I can imagine that it will vectorize the first loop anyway. But does being explicit help?
For successful auto-vectorization, your compiler needs to be able to determine that the involved variables do not alias, which means the compiler needs certainty that a, b and p never overlap, e.g.:
void somefunction()
{
int a[12] = { ... };
int b[12] = { ... }
int p[12];
/* Compiler knows: a, b and p do not overlap */
}
void multiply(int n, int* p, int* a, int* b)
{
/* Compiler unsure: a, b and p could overlap, e.g.:
multiply(8, array1, array1, array1);
or worse:
multiply(8, array1 + 1, array1, array1 + 2);
*/
}
If they do overlap, the first iteration could influence the next one and therefore they cannot be performed in parallel.
For a function, you can actually promise the compiler that arguments will not overlap by using the restrict keyword.

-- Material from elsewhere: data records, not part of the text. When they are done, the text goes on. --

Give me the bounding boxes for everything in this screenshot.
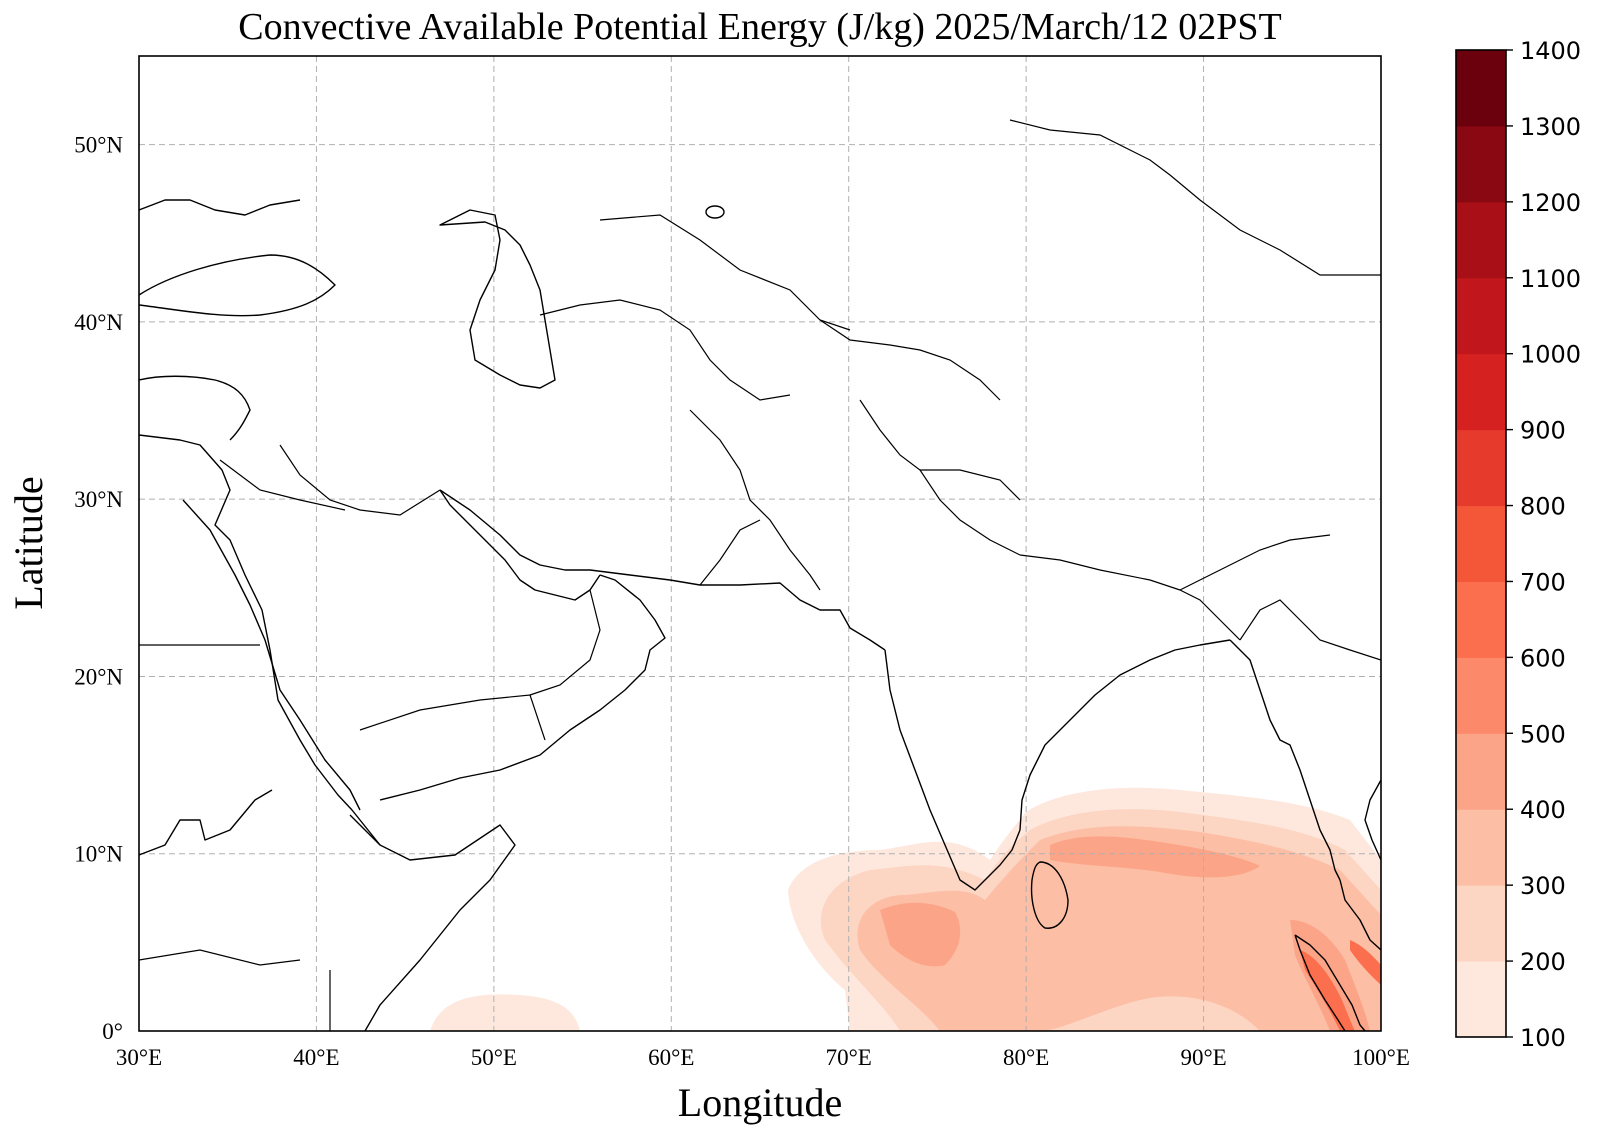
y-axis-label: Latitude (6, 476, 51, 609)
cape-level-300 (857, 826, 1381, 1031)
country-borders (139, 119, 1381, 1031)
colorbar-tick-label: 1200 (1520, 189, 1581, 217)
colorbar: 100 200 300 400 500 600 700 800 900 1000 1100 1200 1… (1455, 37, 1581, 1052)
y-tick-label: 10°N (74, 842, 123, 867)
colorbar-segment (1456, 50, 1506, 127)
x-tick-label: 60°E (648, 1045, 694, 1070)
cape-level-100-west (430, 994, 580, 1031)
y-tick-label: 30°N (74, 487, 123, 512)
y-tick-label: 40°N (74, 310, 123, 335)
y-tick-label: 50°N (74, 133, 123, 158)
colorbar-segment (1456, 125, 1506, 203)
cape-level-400-as (880, 902, 961, 967)
x-tick-label: 50°E (471, 1045, 517, 1070)
colorbar-tick-label: 1400 (1520, 37, 1581, 65)
x-axis-label: Longitude (678, 1080, 842, 1125)
colorbar-tick-label: 1000 (1520, 341, 1581, 369)
x-tick-label: 40°E (293, 1045, 339, 1070)
colorbar-segment (1456, 201, 1506, 279)
coastlines (139, 199, 1381, 1031)
x-tick-label: 80°E (1003, 1045, 1049, 1070)
x-tick-label: 30°E (116, 1045, 162, 1070)
colorbar-segment (1456, 505, 1506, 582)
colorbar-segment (1456, 809, 1506, 886)
map-title: Convective Available Potential Energy (J… (238, 6, 1281, 48)
x-tick-labels: 30°E 40°E 50°E 60°E 70°E 80°E 90°E 100°E (116, 1045, 1410, 1070)
colorbar-frame (1455, 49, 1507, 1038)
cape-level-600-sumatra (1300, 950, 1355, 1031)
cape-level-600-malaya (1350, 940, 1381, 985)
colorbar-tick-label: 1300 (1520, 113, 1581, 141)
colorbar-segment (1456, 885, 1506, 962)
colorbar-tick-label: 100 (1520, 1024, 1566, 1052)
colorbar-tick-label: 1100 (1520, 265, 1581, 293)
x-tick-label: 90°E (1180, 1045, 1226, 1070)
y-tick-label: 20°N (74, 664, 123, 689)
colorbar-tick-label: 600 (1520, 644, 1566, 672)
colorbar-segment (1456, 961, 1506, 1038)
colorbar-segment (1456, 429, 1506, 507)
colorbar-tick-label: 700 (1520, 568, 1566, 596)
colorbar-segment (1456, 277, 1506, 355)
colorbar-tick-label: 200 (1520, 948, 1566, 976)
y-tick-label: 0° (102, 1019, 123, 1044)
cape-shading (430, 787, 1381, 1031)
x-tick-label: 70°E (826, 1045, 872, 1070)
cape-level-400-andaman (1290, 920, 1370, 1031)
colorbar-tick-label: 300 (1520, 872, 1566, 900)
x-tick-label: 100°E (1352, 1045, 1410, 1070)
gridlines (139, 56, 1381, 1031)
colorbar-tick-label: 500 (1520, 720, 1566, 748)
colorbar-segment (1456, 657, 1506, 734)
colorbar-tick-label: 900 (1520, 417, 1566, 445)
colorbar-segment (1456, 581, 1506, 658)
y-tick-labels: 0° 10°N 20°N 30°N 40°N 50°N (74, 133, 123, 1044)
colorbar-tick-label: 400 (1520, 796, 1566, 824)
colorbar-segment (1456, 353, 1506, 431)
cape-level-400-bob (1050, 836, 1260, 878)
map-frame (138, 55, 1382, 1032)
colorbar-tick-label: 800 (1520, 493, 1566, 521)
colorbar-segment (1456, 733, 1506, 810)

Unfortunately only officially supported in the C standard and not yet C++. However, a lot of C++ compilers support a similar keyword, e.g. __restrict__
for gcc and clang, and __restrict
for MSVC. For example for gcc:
void multiply(int n, int* __restrict__ p, int* __restrict__ a, int* __restrict__ b)
{
for (int i = 0; i < n; i++) {
p[i] = a[i]*b[i];
}
}
The resulting code (using gcc -O2 -ftree-vectorize
) seems pretty decent:
multiply(int, int*, int*, int*):
test edi, edi
jle .L1
lea r8d, [rdi-4]
lea r9d, [rdi-1]
shr r8d, 2
add r8d, 1
cmp r9d, 2
lea eax, [0+r8*4]
jbe .L9
xor r9d, r9d
xor r10d, r10d
.L5:
movdqu xmm0, XMMWORD PTR [rdx+r9]
add r10d, 1
movdqu xmm2, XMMWORD PTR [rcx+r9]
movdqa xmm1, xmm0
psrlq xmm0, 32
pmuludq xmm1, xmm2
psrlq xmm2, 32
pshufd xmm1, xmm1, 8
pmuludq xmm0, xmm2
pshufd xmm0, xmm0, 8
punpckldq xmm1, xmm0
movups XMMWORD PTR [rsi+r9], xmm1
add r9, 16
cmp r10d, r8d
jb .L5
cmp eax, edi
je .L12
.L3:
cdqe
.L7:
mov r8d, DWORD PTR [rdx+rax*4]
imul r8d, DWORD PTR [rcx+rax*4]
mov DWORD PTR [rsi+rax*4], r8d
add rax, 1
cmp edi, eax
jg .L7
rep ret
.L1:
rep ret
.L12:
rep ret
.L9:
xor eax, eax
jmp .L3
Update: Without the restrict keyword, gcc apparently generates a function that detects aliasing and generates code for both scenarios.
By the way, your unrolled version does not account for the situation where n is not a multiple of 4 and is therefore functionally different!